# Cassette to mp3 conversion



## blhowes (Dec 3, 2004)

I have a bunch of cassettes that I'd eventually like to convert to a digital format. I was wondering if anybody has done this and if you have any recommendations about:

1. Recording software
2. Editing software - to reduce background noise
3. Conversion software


----------



## alwaysreforming (Dec 3, 2004)

I used RealPlayer plus to do exactly what you're describing. It is pretty simple: if I remember correctly, I just went to "Tools" and selected "Record from Mic In," ran a line from my cassette player's headphone jack into my "Line In/Mic In" on the computer, and pressed "Play" on my tape player, and "Record" on RealPlayer, and that was it!

I can't remember if it records DIRECTLY into Mp3 format, but if it doesn't, its a simple conversion afterwards.

I used mine to archive a bunch of "White Horse Inn" broadcast tapes that I borrowed from RTS Orlando's library.


----------



## blhowes (Dec 3, 2004)

> _Originally posted by Christopher_
> I used RealPlayer plus to do exactly what you're describing. It is pretty simple: if I remember correctly, I just went to "Tools" and selected "Record from Mic In," ran a line from my cassette player's headphone jack into my "Line In/Mic In" on the computer, and pressed "Play" on my tape player, and "Record" on RealPlayer, and that was it!
> 
> I can't remember if it records DIRECTLY into Mp3 format, but if it doesn't, its a simple conversion afterwards.
> ...


Thanks. I'll see if I can get a copy.


----------



## blhowes (Dec 3, 2004)




----------



## alwaysreforming (Dec 3, 2004)

Bob,
You don't need anything from the outside. All you do is download the RealPlayer Plus off the internet.

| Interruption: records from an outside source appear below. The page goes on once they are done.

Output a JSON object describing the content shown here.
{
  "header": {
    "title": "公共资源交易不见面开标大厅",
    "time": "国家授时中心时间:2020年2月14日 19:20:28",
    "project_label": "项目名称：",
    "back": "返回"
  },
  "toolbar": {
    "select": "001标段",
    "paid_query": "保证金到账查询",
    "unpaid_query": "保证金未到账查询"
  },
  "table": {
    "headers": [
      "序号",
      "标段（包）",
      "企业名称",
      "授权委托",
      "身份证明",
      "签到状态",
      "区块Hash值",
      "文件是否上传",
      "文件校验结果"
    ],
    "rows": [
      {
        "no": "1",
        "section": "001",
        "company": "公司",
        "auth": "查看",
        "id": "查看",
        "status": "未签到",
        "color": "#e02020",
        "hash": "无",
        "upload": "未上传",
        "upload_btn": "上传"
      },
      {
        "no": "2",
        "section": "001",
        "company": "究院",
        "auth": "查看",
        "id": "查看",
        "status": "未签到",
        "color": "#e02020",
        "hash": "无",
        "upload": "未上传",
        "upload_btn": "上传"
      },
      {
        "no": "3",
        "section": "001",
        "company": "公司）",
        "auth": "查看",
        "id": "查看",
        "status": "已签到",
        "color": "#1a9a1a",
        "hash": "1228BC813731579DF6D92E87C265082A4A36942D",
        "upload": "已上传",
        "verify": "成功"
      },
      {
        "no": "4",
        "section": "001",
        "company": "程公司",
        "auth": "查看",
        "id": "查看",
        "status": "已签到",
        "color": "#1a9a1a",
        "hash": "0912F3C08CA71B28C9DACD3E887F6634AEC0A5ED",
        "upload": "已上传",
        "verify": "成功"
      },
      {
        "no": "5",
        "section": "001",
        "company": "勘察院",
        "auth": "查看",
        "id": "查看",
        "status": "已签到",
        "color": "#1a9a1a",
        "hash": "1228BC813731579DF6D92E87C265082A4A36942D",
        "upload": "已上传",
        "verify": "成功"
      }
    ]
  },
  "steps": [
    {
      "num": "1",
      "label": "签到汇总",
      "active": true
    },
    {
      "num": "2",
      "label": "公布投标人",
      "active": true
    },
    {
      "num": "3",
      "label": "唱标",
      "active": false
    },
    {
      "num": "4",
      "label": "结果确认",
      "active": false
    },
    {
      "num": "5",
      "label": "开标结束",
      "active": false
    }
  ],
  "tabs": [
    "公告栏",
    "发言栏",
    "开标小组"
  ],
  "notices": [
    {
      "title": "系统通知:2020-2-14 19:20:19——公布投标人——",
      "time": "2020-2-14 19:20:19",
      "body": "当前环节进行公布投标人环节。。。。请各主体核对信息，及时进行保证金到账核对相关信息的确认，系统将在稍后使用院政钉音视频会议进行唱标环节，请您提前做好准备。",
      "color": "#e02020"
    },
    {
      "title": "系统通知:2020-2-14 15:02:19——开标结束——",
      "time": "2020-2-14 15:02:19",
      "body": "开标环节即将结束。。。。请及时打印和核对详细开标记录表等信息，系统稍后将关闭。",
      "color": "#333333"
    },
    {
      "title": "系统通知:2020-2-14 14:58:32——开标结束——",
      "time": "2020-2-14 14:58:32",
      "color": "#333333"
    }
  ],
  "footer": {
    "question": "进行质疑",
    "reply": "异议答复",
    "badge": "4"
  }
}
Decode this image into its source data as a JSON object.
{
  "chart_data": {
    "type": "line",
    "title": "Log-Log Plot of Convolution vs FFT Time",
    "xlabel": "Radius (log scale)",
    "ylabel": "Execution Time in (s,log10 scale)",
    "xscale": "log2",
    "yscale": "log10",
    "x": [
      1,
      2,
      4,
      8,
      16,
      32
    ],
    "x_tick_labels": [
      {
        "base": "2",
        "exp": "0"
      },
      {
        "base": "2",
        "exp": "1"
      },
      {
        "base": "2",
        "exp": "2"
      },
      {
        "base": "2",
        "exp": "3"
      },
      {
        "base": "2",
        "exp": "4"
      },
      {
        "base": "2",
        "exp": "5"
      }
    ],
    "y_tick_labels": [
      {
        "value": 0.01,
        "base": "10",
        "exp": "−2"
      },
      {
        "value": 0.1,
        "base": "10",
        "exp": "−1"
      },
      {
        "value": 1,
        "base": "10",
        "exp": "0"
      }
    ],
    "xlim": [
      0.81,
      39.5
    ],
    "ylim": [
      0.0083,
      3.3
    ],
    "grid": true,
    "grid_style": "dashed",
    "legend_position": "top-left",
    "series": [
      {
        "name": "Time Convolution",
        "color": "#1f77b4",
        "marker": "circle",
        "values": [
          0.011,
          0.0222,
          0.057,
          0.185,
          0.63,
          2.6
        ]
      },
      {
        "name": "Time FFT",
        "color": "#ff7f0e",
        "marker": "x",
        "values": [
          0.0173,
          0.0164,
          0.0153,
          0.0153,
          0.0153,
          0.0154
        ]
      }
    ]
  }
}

The basic version is free, but to upgrade to "Plus" it'll cost ya $20.


----------



## blhowes (Dec 3, 2004)

> _Originally posted by alwaysreforming_
> Bob,
> You don't need anything from the outside. All you do is download the RealPlayer Plus off the internet. The basic version is free, but to upgrade to "Plus" it'll cost ya $20.

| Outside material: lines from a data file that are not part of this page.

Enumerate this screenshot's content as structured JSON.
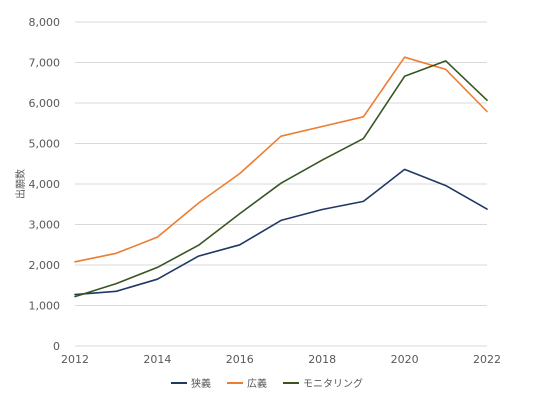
{
  "chart_data": {
    "type": "line",
    "ylabel": "出願数",
    "ylim": [
      0,
      8000
    ],
    "y_ticks": [
      0,
      1000,
      2000,
      3000,
      4000,
      5000,
      6000,
      7000,
      8000
    ],
    "y_tick_labels": [
      "0",
      "1,000",
      "2,000",
      "3,000",
      "4,000",
      "5,000",
      "6,000",
      "7,000",
      "8,000"
    ],
    "xlim": [
      2012,
      2022
    ],
    "x_ticks": [
      2012,
      2014,
      2016,
      2018,
      2020,
      2022
    ],
    "x_tick_labels": [
      "2012",
      "2014",
      "2016",
      "2018",
      "2020",
      "2022"
    ],
    "x": [
      2012,
      2013,
      2014,
      2015,
      2016,
      2017,
      2018,
      2019,
      2020,
      2021,
      2022
    ],
    "grid": "horizontal",
    "legend_position": "bottom",
    "series": [
      {
        "name": "狭義",
        "color": "#1f3864",
        "values": [
          1270,
          1350,
          1650,
          2220,
          2500,
          3100,
          3370,
          3570,
          4360,
          3960,
          3380
        ]
      },
      {
        "name": "広義",
        "color": "#ed7d31",
        "values": [
          2080,
          2290,
          2690,
          3530,
          4260,
          5180,
          5420,
          5660,
          7130,
          6830,
          5790
        ]
      },
      {
        "name": "モニタリング",
        "color": "#375623",
        "values": [
          1220,
          1540,
          1940,
          2490,
          3270,
          4020,
          4590,
          5120,
          6660,
          7040,
          6070
        ]
      }
    ]
  }
}
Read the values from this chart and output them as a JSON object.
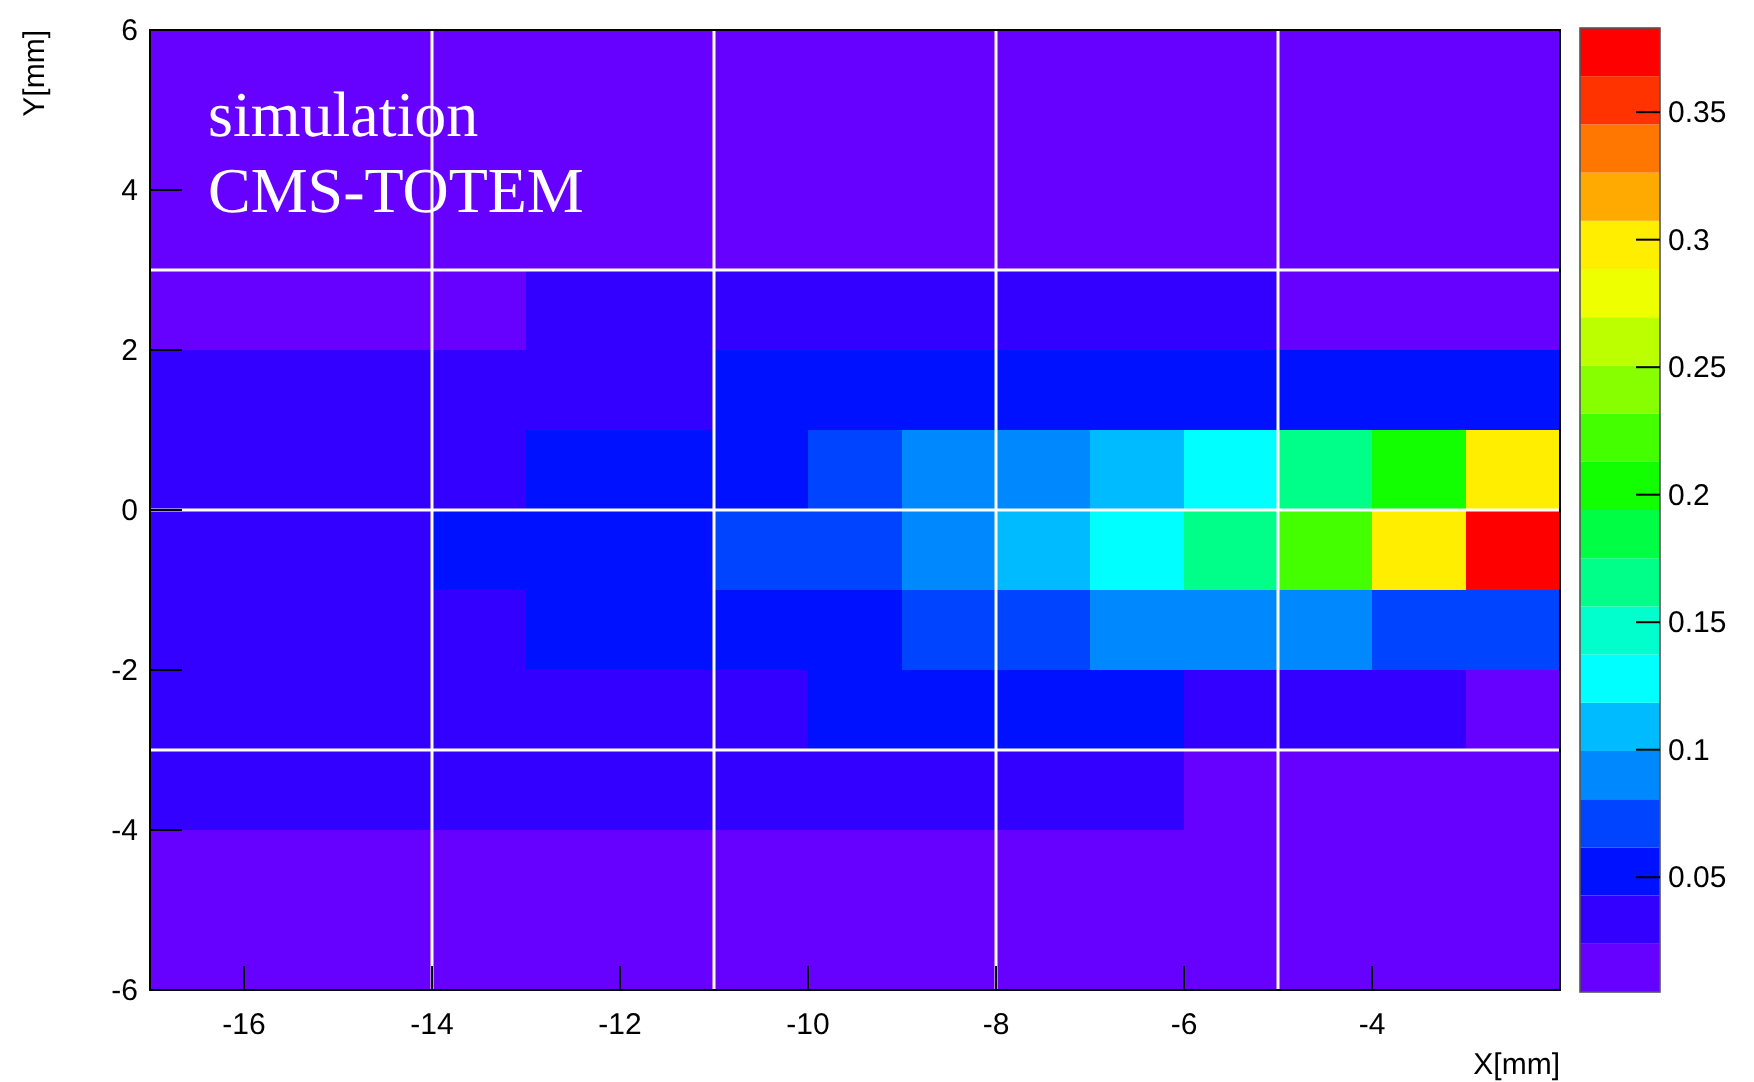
{
  "chart_data": {
    "type": "heatmap",
    "xlabel": "X[mm]",
    "ylabel": "Y[mm]",
    "annotations": [
      "simulation",
      "CMS-TOTEM"
    ],
    "x": [
      -16.5,
      -15.5,
      -14.5,
      -13.5,
      -12.5,
      -11.5,
      -10.5,
      -9.5,
      -8.5,
      -7.5,
      -6.5,
      -5.5,
      -4.5,
      -3.5,
      -2.5
    ],
    "y": [
      5.5,
      4.5,
      3.5,
      2.5,
      1.5,
      0.5,
      -0.5,
      -1.5,
      -2.5,
      -3.5,
      -4.5,
      -5.5
    ],
    "xlim": [
      -17,
      -2
    ],
    "xticks": [
      -16,
      -14,
      -12,
      -10,
      -8,
      -6,
      -4
    ],
    "ylim": [
      -6,
      6
    ],
    "yticks": [
      -6,
      -4,
      -2,
      0,
      2,
      4,
      6
    ],
    "clim": [
      0.005,
      0.383
    ],
    "cticks": [
      0.05,
      0.1,
      0.15,
      0.2,
      0.25,
      0.3,
      0.35
    ],
    "cells": [
      [
        0.014,
        0.014,
        0.014,
        0.014,
        0.014,
        0.014,
        0.014,
        0.014,
        0.014,
        0.014,
        0.014,
        0.014,
        0.014,
        0.014,
        0.014
      ],
      [
        0.014,
        0.014,
        0.014,
        0.014,
        0.014,
        0.014,
        0.014,
        0.014,
        0.014,
        0.014,
        0.014,
        0.014,
        0.014,
        0.014,
        0.014
      ],
      [
        0.014,
        0.014,
        0.014,
        0.014,
        0.014,
        0.014,
        0.014,
        0.014,
        0.014,
        0.014,
        0.014,
        0.014,
        0.014,
        0.014,
        0.014
      ],
      [
        0.014,
        0.014,
        0.014,
        0.014,
        0.033,
        0.033,
        0.033,
        0.033,
        0.033,
        0.033,
        0.033,
        0.033,
        0.014,
        0.014,
        0.014
      ],
      [
        0.033,
        0.033,
        0.033,
        0.033,
        0.033,
        0.033,
        0.052,
        0.052,
        0.052,
        0.052,
        0.052,
        0.052,
        0.052,
        0.052,
        0.052
      ],
      [
        0.033,
        0.033,
        0.033,
        0.033,
        0.052,
        0.052,
        0.052,
        0.071,
        0.09,
        0.09,
        0.109,
        0.128,
        0.166,
        0.203,
        0.298
      ],
      [
        0.033,
        0.033,
        0.033,
        0.052,
        0.052,
        0.052,
        0.071,
        0.071,
        0.09,
        0.109,
        0.128,
        0.166,
        0.222,
        0.298,
        0.374
      ],
      [
        0.033,
        0.033,
        0.033,
        0.033,
        0.052,
        0.052,
        0.052,
        0.052,
        0.071,
        0.071,
        0.09,
        0.09,
        0.09,
        0.071,
        0.071
      ],
      [
        0.033,
        0.033,
        0.033,
        0.033,
        0.033,
        0.033,
        0.033,
        0.052,
        0.052,
        0.052,
        0.052,
        0.033,
        0.033,
        0.033,
        0.014
      ],
      [
        0.033,
        0.033,
        0.033,
        0.033,
        0.033,
        0.033,
        0.033,
        0.033,
        0.033,
        0.033,
        0.033,
        0.014,
        0.014,
        0.014,
        0.014
      ],
      [
        0.014,
        0.014,
        0.014,
        0.014,
        0.014,
        0.014,
        0.014,
        0.014,
        0.014,
        0.014,
        0.014,
        0.014,
        0.014,
        0.014,
        0.014
      ],
      [
        0.014,
        0.014,
        0.014,
        0.014,
        0.014,
        0.014,
        0.014,
        0.014,
        0.014,
        0.014,
        0.014,
        0.014,
        0.014,
        0.014,
        0.014
      ]
    ],
    "ref_lines": [
      {
        "axis": "x",
        "value": -14,
        "color": "#ffffff"
      },
      {
        "axis": "x",
        "value": -11,
        "color": "#ffffff"
      },
      {
        "axis": "x",
        "value": -8,
        "color": "#ffffff"
      },
      {
        "axis": "x",
        "value": -5,
        "color": "#ffffff"
      },
      {
        "axis": "y",
        "value": 3,
        "color": "#ffffff"
      },
      {
        "axis": "y",
        "value": 0,
        "color": "#ffffff"
      },
      {
        "axis": "y",
        "value": -3,
        "color": "#ffffff"
      }
    ]
  }
}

Yeah, I have the basic version on my work and home computers, but never knew the capabilities of the plus version. $20 sounds like a bargain.


----------



## fredtgreco (Dec 3, 2004)

Bob,

You can also record using Window default Recorder. I use a great little program called FairStars Audio Recorder, which also allows you to record audio from your computer with any microphone (you can probably get one for $5 or less from a store). It is $25 and records in MP3, WAV, WMA and other formats.
http://www.fairstars.com/recorder/


----------